My daughter Molly spent six weeks on an environmental program in China last summer. When she got back she had to do a report on machine learning and wind turbines used for clean energy generation. What does machine learning have to do with wind turbines? Plenty it turns out and it tell us a lot about the future of programming.
Sudden changes in wind can cause damage to the blades of the turbine. Maintenance is very expensive especially for turbines in the sea and a broken turbine generates no electricity. To catch these changes ahead of time you can mount a Lidar on top of the turbine.
The Lidar can detect wind gusts from about 100 meters ahead, giving about 10 seconds to react. In that time you can rotate the blades, or the whole turbine itself to minimize any damage. Here's a video describing the situation.

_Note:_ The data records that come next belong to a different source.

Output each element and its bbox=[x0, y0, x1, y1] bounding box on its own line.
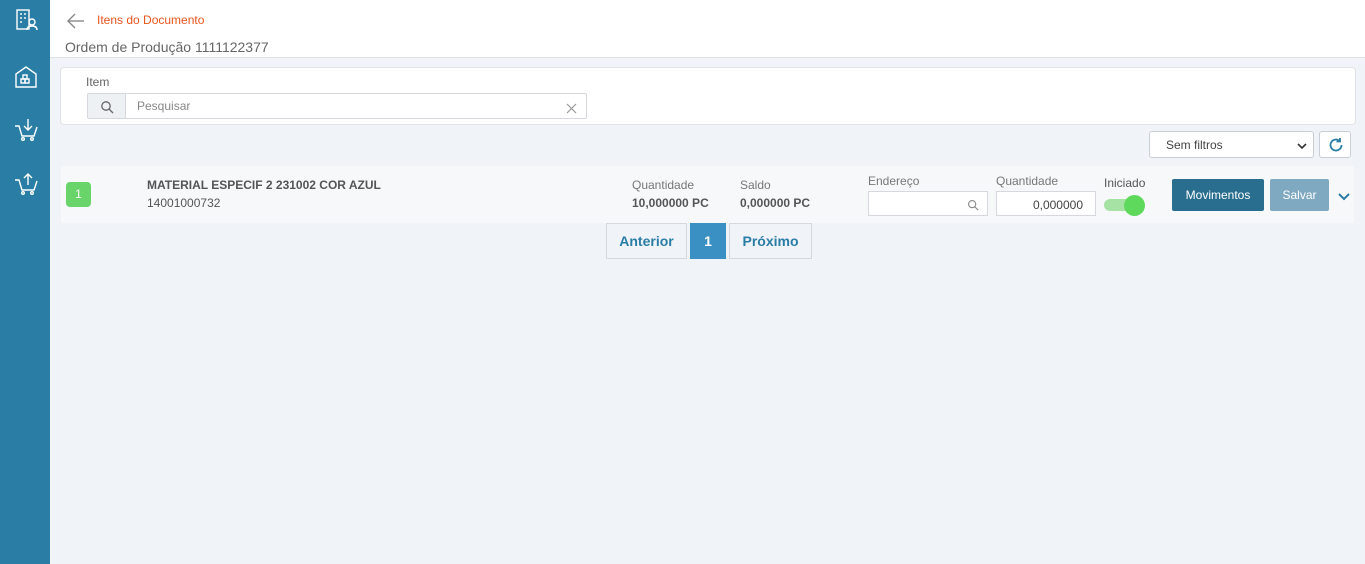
filter-card: Item bbox=[60, 67, 1356, 125]
breadcrumb[interactable]: Itens do Documento bbox=[97, 13, 204, 27]
page-1-button[interactable]: 1 bbox=[690, 223, 726, 259]
back-arrow-icon[interactable] bbox=[66, 12, 86, 30]
item-code: 14001000732 bbox=[147, 196, 221, 210]
refresh-button[interactable] bbox=[1319, 131, 1351, 158]
iniciado-label: Iniciado bbox=[1104, 176, 1146, 190]
quantidade-input[interactable]: 0,000000 bbox=[996, 191, 1096, 216]
sidebar bbox=[0, 0, 50, 564]
chevron-down-icon[interactable] bbox=[1337, 189, 1351, 201]
clear-icon[interactable] bbox=[566, 101, 577, 114]
saldo-label: Saldo bbox=[740, 178, 771, 192]
header: Itens do Documento Ordem de Produção 111… bbox=[50, 0, 1365, 58]
cart-out-icon[interactable] bbox=[13, 171, 39, 197]
saldo-value: 0,000000 PC bbox=[740, 196, 811, 210]
chevron-down-icon bbox=[1297, 140, 1307, 150]
item-index-badge: 1 bbox=[66, 182, 91, 207]
search-icon[interactable] bbox=[88, 94, 126, 118]
quantidade-input-label: Quantidade bbox=[996, 174, 1059, 188]
cart-in-icon[interactable] bbox=[13, 117, 39, 143]
search-box bbox=[87, 93, 587, 119]
search-input[interactable] bbox=[126, 94, 556, 118]
refresh-icon bbox=[1329, 138, 1343, 152]
filter-select[interactable]: Sem filtros bbox=[1149, 131, 1314, 158]
iniciado-toggle[interactable] bbox=[1104, 195, 1146, 216]
filter-select-value: Sem filtros bbox=[1166, 138, 1223, 152]
item-filter-label: Item bbox=[86, 75, 110, 89]
prev-page-button[interactable]: Anterior bbox=[606, 223, 687, 259]
page-title: Ordem de Produção 1111122377 bbox=[65, 39, 269, 55]
endereco-label: Endereço bbox=[868, 174, 920, 188]
building-user-icon[interactable] bbox=[13, 7, 39, 33]
item-name: MATERIAL ESPECIF 2 231002 COR AZUL bbox=[147, 178, 381, 192]
warehouse-icon[interactable] bbox=[13, 64, 39, 90]
movimentos-button[interactable]: Movimentos bbox=[1172, 179, 1264, 211]
item-row: 1 MATERIAL ESPECIF 2 231002 COR AZUL 140… bbox=[61, 166, 1354, 223]
toggle-knob bbox=[1124, 195, 1145, 216]
search-icon bbox=[967, 199, 979, 211]
endereco-input[interactable] bbox=[868, 191, 988, 216]
salvar-button[interactable]: Salvar bbox=[1270, 179, 1329, 211]
quantidade-value: 10,000000 PC bbox=[632, 196, 709, 210]
quantidade-label: Quantidade bbox=[632, 178, 695, 192]
next-page-button[interactable]: Próximo bbox=[729, 223, 812, 259]
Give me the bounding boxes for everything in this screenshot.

How do you do the computations to convert the Lidar data into accurate representations of wind gusts and then how to best adjust for them? You could imagine some complex fluid dynamics computation, which gets even more complex when you several wind turbines in front of each other. Instead you can use the massive amount of data you have collected by sensors on the turbine and the Lidar information and train a neural network. Training takes a long time but a trained network can quickly determine a good course of action. Now neural networks can always make mistakes but unlike self-driving cars, a mistake won't kill anyone, just possibly cause more damage. Since on average you can save considerable maintenance costs, using ML here is a big win.
I've obviously over simplified the above but I really like this example. This is not an ML solution to a standard AI question like image recognition or playing chess. Rather we are using ML to make a difficult computation tractable mostly by using ML on available data and that changes how we think about programming complex tasks.